TEL AVIV, Israel — Israel's first 24-hour, all-weather, high-resolution radar satellite — dubbed TechSAR — was inserted into orbit Jan. 21 by an Indian Polar Satellite Launch Vehicle.

The launch, from the Sriharikota test site on the Bay of Bengal in southeast India, marked the seventh successful orbital insertion for the four-stage Polar Satellite Launch Vehicle and the first cooperative satellite launch between Israel and its principal export customer, defense and industry officials here said.

According to state-owned Israel Aerospace Industries Ltd. (IAI), Israel's sole satellite producing firm, the first signals from the synthetic aperture radar (SAR) spacecraft reached the operational ground control station near IAI headquarters some 80 minutes after launch. ''By all indications so far, the satellite is functioning properly,'' IAI announced.

In a Jan. 21 statement, IAI said company engineers began what will be an extensive, nearly month-long series of in-orbit tests to verify satellite performance.
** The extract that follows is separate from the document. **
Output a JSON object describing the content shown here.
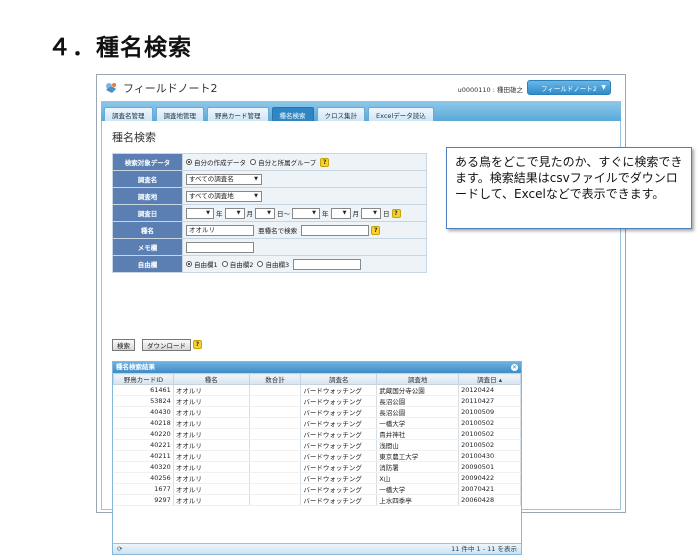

First images from TechSAR are scheduled to be collected in about two weeks.

Israel's Ministry of Defense and its national intelligence agencies will be the primary customers of the day-, night- and all-weather imagery generated by the TechSAR payload, which was developed by Elta Systems Ltd., an IAI subsidiary. Despite the strategic intelligence-gathering mission assigned to the nationally-funded TechSAR, Israel's Ministry of Defense did not provide a statement on the launch and referred all queries to IAI.
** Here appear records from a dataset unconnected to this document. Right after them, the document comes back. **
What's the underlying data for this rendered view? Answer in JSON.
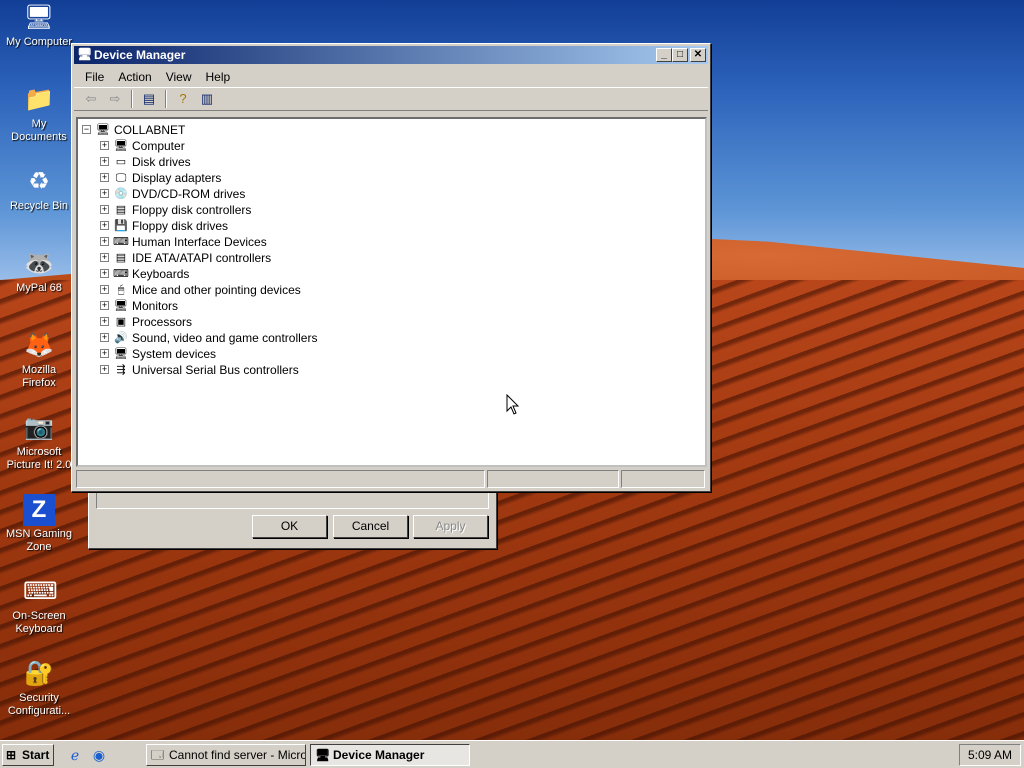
{
  "desktop": {
    "icons": [
      {
        "label": "My Computer",
        "icon": "computer-icon"
      },
      {
        "label": "My Documents",
        "icon": "folder-icon"
      },
      {
        "label": "Recycle Bin",
        "icon": "recycle-bin-icon"
      },
      {
        "label": "MyPal 68",
        "icon": "raccoon-icon"
      },
      {
        "label": "Mozilla Firefox",
        "icon": "firefox-icon"
      },
      {
        "label": "Microsoft Picture It! 2.0",
        "icon": "camera-icon"
      },
      {
        "label": "MSN Gaming Zone",
        "icon": "zone-icon"
      },
      {
        "label": "On-Screen Keyboard",
        "icon": "keyboard-icon"
      },
      {
        "label": "Security Configurati...",
        "icon": "security-icon"
      }
    ]
  },
  "device_manager": {
    "title": "Device Manager",
    "menu": [
      "File",
      "Action",
      "View",
      "Help"
    ],
    "root": "COLLABNET",
    "nodes": [
      {
        "label": "Computer",
        "icon": "computer-node-icon"
      },
      {
        "label": "Disk drives",
        "icon": "disk-drive-icon"
      },
      {
        "label": "Display adapters",
        "icon": "display-adapter-icon"
      },
      {
        "label": "DVD/CD-ROM drives",
        "icon": "cdrom-icon"
      },
      {
        "label": "Floppy disk controllers",
        "icon": "floppy-controller-icon"
      },
      {
        "label": "Floppy disk drives",
        "icon": "floppy-drive-icon"
      },
      {
        "label": "Human Interface Devices",
        "icon": "hid-icon"
      },
      {
        "label": "IDE ATA/ATAPI controllers",
        "icon": "ide-controller-icon"
      },
      {
        "label": "Keyboards",
        "icon": "keyboard-node-icon"
      },
      {
        "label": "Mice and other pointing devices",
        "icon": "mouse-icon"
      },
      {
        "label": "Monitors",
        "icon": "monitor-icon"
      },
      {
        "label": "Processors",
        "icon": "processor-icon"
      },
      {
        "label": "Sound, video and game controllers",
        "icon": "sound-icon"
      },
      {
        "label": "System devices",
        "icon": "system-devices-icon"
      },
      {
        "label": "Universal Serial Bus controllers",
        "icon": "usb-icon"
      }
    ]
  },
  "background_dialog": {
    "ok": "OK",
    "cancel": "Cancel",
    "apply": "Apply"
  },
  "taskbar": {
    "start": "Start",
    "tasks": [
      {
        "label": "Cannot find server - Micro...",
        "active": false
      },
      {
        "label": "Device Manager",
        "active": true
      }
    ],
    "clock": "5:09 AM"
  }
}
''We're all very proud of this achievement, which serves as additional proof of IAI's great technological and administrative capabilities, and of IAI's leadership in the Israeli space industry,'' noted Itzhak Nissan, IAI's president and chief executive officer.
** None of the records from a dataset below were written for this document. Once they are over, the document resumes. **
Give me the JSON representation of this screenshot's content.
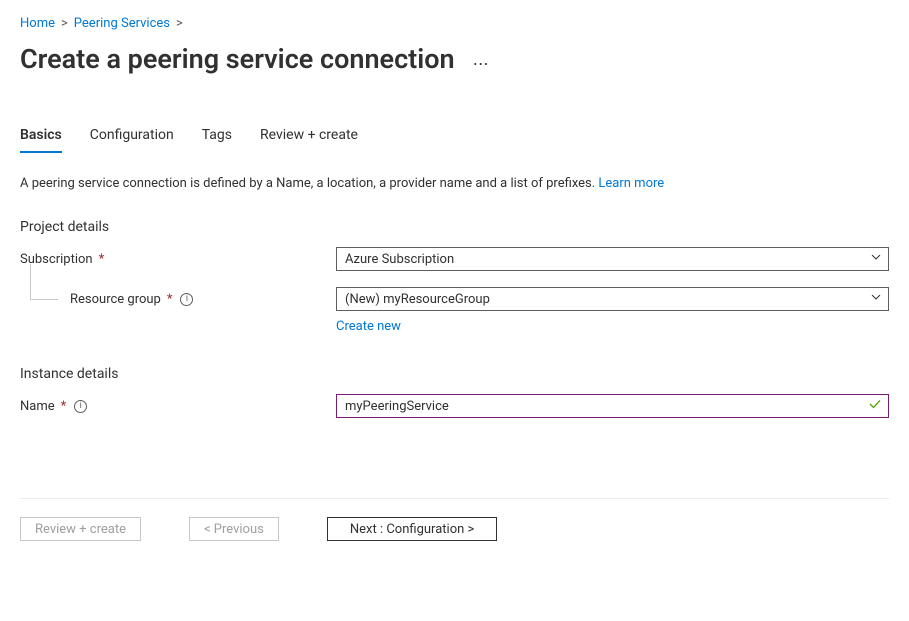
{
  "breadcrumb": {
    "home": "Home",
    "peering_services": "Peering Services"
  },
  "page_title": "Create a peering service connection",
  "tabs": {
    "basics": "Basics",
    "configuration": "Configuration",
    "tags": "Tags",
    "review_create": "Review + create"
  },
  "description": {
    "text": "A peering service connection is defined by a Name, a location, a provider name and a list of prefixes. ",
    "learn_more": "Learn more"
  },
  "sections": {
    "project_details": "Project details",
    "instance_details": "Instance details"
  },
  "fields": {
    "subscription": {
      "label": "Subscription",
      "value": "Azure Subscription"
    },
    "resource_group": {
      "label": "Resource group",
      "value": "(New) myResourceGroup",
      "create_new": "Create new"
    },
    "name": {
      "label": "Name",
      "value": "myPeeringService"
    }
  },
  "footer": {
    "review_create": "Review + create",
    "previous": "< Previous",
    "next": "Next : Configuration >"
  }
}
TechSAR's successful launch follows repeated technical and weather-related delays. The Israeli satellite was delivered to the Indian launch facility by summer 2007 and had completed integration testing on the Polar Satellite Launch Vehicle in time for a fall 2007 launch. However, due to circumstances that neither IAI nor the Indian launch provider was willing to discuss publicly, the satellite was removed from its launch vehicle and held in storage until several weeks before the Jan. 21 launch.